Author: Michael Daniel | Published: Sunday, June 16, 2024

Upper Nile governor, James Odhok. (Photo/Press Unit).

Upper Nile governor has formed an 8-member committee to investigate the violence that rocked several parts of the state, and ordered the arrest of army commanders in Akoka and Fashoda believed to be responsible for “unlawful and unjustified killings.”

The committee is mandated to probe the deaths which reportedly occurred in Bouth village, Malakal town, the POC road, as well as the killing of three Falata nomads at the West Bank of the Nile in Lul Payam.

The high-profile team is led by Deputy Governor Deng Joh Angok, deputized by State Advisor for Peace and Security, Jokino Fideli Nyikayo, and include State Minister of Peace Building, James Manyluak Majok.

Other members are Malakal Mayor Chuol Lual Weng, Head of Legal Administration Molana Nyanagon Arop, SSPDF Division Two Commander, the state Police Commissioner, and the state Director of National Security Service.

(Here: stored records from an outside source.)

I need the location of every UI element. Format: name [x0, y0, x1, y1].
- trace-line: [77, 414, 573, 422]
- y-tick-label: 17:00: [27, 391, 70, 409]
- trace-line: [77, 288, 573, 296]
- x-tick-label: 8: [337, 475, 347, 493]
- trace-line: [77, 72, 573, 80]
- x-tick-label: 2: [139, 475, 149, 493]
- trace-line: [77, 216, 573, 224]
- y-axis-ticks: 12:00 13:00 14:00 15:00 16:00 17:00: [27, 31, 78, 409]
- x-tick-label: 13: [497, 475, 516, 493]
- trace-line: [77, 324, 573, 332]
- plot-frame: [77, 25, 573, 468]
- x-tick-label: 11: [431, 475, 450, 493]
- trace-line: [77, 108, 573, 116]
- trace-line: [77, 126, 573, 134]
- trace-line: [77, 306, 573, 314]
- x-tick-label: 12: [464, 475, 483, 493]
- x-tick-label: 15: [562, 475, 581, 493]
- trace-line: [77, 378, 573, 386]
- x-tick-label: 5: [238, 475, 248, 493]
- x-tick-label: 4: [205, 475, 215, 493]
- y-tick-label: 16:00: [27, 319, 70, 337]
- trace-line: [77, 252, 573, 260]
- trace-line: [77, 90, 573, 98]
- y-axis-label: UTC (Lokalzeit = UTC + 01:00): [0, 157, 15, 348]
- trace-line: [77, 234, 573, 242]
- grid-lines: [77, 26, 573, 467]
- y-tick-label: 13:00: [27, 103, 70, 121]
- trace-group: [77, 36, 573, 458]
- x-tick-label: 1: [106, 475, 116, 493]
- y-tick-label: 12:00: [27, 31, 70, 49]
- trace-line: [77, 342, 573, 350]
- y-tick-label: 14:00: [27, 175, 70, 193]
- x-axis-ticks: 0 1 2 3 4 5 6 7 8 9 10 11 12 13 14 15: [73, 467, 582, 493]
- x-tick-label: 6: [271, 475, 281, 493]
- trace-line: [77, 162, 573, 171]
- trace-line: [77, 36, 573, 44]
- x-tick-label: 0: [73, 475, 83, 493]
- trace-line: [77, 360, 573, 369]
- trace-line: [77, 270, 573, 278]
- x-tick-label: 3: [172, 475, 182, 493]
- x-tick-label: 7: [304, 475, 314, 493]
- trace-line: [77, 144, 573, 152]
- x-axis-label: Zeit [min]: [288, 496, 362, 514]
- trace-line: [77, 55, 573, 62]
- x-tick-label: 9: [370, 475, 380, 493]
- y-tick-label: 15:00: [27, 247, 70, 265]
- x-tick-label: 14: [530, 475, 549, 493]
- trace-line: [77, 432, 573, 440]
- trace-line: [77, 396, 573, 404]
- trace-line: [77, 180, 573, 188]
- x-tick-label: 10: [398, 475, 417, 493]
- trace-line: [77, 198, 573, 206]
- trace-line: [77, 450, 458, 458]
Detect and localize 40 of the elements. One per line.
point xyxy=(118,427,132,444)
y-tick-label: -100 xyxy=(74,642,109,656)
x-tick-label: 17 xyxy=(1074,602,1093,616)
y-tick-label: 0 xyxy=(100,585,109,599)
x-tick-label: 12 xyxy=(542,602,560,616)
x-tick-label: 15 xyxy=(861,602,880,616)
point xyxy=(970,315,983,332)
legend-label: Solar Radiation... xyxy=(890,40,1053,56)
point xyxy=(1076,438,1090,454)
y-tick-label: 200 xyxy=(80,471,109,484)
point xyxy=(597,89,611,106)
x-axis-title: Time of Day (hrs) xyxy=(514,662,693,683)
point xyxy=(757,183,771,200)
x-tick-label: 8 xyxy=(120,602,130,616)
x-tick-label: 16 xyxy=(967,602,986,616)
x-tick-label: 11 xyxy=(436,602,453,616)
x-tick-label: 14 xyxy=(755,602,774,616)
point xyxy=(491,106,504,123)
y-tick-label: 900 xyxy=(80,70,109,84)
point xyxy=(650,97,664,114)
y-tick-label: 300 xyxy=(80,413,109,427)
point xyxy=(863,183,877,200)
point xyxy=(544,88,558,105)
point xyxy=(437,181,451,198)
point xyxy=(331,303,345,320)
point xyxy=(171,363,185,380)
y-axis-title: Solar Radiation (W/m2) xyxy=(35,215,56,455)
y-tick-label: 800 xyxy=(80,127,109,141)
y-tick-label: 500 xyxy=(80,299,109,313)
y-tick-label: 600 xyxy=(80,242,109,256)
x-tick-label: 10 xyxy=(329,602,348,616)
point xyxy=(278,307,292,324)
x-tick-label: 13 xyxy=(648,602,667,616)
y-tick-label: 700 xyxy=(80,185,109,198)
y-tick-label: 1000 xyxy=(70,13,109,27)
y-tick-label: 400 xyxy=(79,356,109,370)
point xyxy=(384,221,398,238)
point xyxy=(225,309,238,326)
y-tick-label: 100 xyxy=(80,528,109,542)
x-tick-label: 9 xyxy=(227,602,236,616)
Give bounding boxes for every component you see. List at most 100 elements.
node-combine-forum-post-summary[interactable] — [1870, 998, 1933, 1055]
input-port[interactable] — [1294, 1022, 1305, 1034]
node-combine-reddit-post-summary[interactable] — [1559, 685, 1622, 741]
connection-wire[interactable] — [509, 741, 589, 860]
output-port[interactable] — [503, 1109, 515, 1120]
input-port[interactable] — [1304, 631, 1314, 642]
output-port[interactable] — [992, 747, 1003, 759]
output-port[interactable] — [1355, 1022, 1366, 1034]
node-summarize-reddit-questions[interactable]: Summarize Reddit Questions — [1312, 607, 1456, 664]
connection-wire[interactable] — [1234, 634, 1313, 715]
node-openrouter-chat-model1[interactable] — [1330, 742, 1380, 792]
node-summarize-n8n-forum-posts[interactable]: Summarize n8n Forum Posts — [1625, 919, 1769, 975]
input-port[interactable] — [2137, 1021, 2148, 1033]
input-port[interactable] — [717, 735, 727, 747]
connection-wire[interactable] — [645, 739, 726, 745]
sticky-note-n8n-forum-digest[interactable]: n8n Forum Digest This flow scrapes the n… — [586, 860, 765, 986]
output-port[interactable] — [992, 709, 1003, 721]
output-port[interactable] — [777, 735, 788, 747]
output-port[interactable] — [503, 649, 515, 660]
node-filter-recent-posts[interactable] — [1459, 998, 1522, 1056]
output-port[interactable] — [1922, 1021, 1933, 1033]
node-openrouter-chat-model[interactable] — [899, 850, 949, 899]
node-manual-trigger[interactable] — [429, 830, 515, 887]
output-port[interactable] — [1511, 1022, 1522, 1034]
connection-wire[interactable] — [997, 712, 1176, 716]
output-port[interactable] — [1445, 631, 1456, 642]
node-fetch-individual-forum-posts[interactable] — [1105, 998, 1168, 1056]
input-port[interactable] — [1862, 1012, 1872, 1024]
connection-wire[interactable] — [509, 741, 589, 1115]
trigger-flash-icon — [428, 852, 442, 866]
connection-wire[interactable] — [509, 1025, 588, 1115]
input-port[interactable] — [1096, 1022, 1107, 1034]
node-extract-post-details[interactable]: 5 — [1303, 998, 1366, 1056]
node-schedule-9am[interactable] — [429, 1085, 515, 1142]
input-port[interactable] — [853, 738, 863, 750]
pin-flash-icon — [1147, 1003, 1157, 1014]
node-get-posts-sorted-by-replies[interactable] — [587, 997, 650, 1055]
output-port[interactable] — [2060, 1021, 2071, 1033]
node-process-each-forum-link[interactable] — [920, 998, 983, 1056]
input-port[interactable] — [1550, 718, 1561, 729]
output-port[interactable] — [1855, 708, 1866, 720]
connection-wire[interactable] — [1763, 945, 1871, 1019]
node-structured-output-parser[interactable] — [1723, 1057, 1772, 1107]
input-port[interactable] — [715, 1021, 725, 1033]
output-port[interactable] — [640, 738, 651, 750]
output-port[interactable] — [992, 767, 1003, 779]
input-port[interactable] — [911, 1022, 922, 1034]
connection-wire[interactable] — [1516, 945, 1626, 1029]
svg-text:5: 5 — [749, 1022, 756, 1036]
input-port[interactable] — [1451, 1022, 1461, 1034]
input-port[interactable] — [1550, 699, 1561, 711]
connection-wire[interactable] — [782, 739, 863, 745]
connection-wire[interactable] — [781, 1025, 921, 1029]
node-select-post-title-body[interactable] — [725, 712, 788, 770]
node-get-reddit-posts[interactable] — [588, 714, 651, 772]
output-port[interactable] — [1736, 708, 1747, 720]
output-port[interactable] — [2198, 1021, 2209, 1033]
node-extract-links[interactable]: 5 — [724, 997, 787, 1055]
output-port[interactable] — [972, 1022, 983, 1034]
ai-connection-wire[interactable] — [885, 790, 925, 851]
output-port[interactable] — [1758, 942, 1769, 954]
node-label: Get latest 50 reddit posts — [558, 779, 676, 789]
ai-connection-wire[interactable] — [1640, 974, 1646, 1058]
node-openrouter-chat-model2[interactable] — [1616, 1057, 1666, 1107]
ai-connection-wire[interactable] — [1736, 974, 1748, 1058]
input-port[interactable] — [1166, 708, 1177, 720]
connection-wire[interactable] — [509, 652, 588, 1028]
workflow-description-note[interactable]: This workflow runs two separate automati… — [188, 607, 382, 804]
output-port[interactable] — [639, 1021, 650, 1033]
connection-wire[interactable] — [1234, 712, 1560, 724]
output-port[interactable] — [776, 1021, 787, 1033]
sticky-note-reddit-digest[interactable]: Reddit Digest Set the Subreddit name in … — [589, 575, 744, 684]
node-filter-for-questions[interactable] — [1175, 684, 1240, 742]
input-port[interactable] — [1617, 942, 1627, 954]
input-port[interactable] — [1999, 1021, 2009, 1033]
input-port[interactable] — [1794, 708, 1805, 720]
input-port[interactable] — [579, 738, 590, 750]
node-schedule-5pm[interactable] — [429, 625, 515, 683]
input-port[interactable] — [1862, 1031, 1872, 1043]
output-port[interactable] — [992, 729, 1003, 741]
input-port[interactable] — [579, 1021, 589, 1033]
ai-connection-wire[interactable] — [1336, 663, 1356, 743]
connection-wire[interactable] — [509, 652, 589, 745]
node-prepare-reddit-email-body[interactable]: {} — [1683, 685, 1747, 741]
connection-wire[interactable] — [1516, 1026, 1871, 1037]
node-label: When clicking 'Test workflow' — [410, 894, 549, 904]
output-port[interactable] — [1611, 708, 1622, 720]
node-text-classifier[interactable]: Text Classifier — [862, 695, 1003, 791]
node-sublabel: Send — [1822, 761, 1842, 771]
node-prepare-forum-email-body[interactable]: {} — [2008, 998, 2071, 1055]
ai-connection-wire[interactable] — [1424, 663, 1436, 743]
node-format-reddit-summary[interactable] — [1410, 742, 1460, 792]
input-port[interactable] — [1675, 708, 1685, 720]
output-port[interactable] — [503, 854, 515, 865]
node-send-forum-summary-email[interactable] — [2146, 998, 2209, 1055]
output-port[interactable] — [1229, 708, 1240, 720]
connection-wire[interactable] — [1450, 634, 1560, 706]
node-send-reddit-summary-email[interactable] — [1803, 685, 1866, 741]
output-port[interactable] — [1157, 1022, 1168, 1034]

The gubernatorial order gives the committee a deadline of 14 days to complete their probe and submit their final findings, according to the governor’s office.

“The committee is empowered to arrest the Commanders of the two Forces in Akoka and Fashoda believed to be responsible for the “unlawful and unjustified killings” and to ensure that all individuals involved are brought to book,” the statement said.

“The tragic loss of lives in Upper Nile State has disturbed public order in the state, and the establishment of this high-level committee signals the government’s commitment to uncovering the truth and delivering justice.”

Governor Odhok’s office said the state population await the outcome of the investigation with the hope that it will provide answers and prevent such senseless violence from occurring again.

The state has been plagued on several occasions, by deadly factional and subnational violence characterized by impunity.

In late 2022, a UN report found that nearly 600 civilians were killed amid gross human rights abuses and serious violations of international humanitarian law by armed groups in the state.

The UN investigation found fighting between armed groups that split from the Sudan People’s Liberation Army-In-Opposition led to at least 884 civilian casualties, of which 594 were killed, 290 injured, 258 abducted.

It was also reported that 75 women and girls were subjected to sexual violence, and the conflict caused a humanitarian crisis that displaced more than 62,000 civilians and led to significant destruction of civilian property.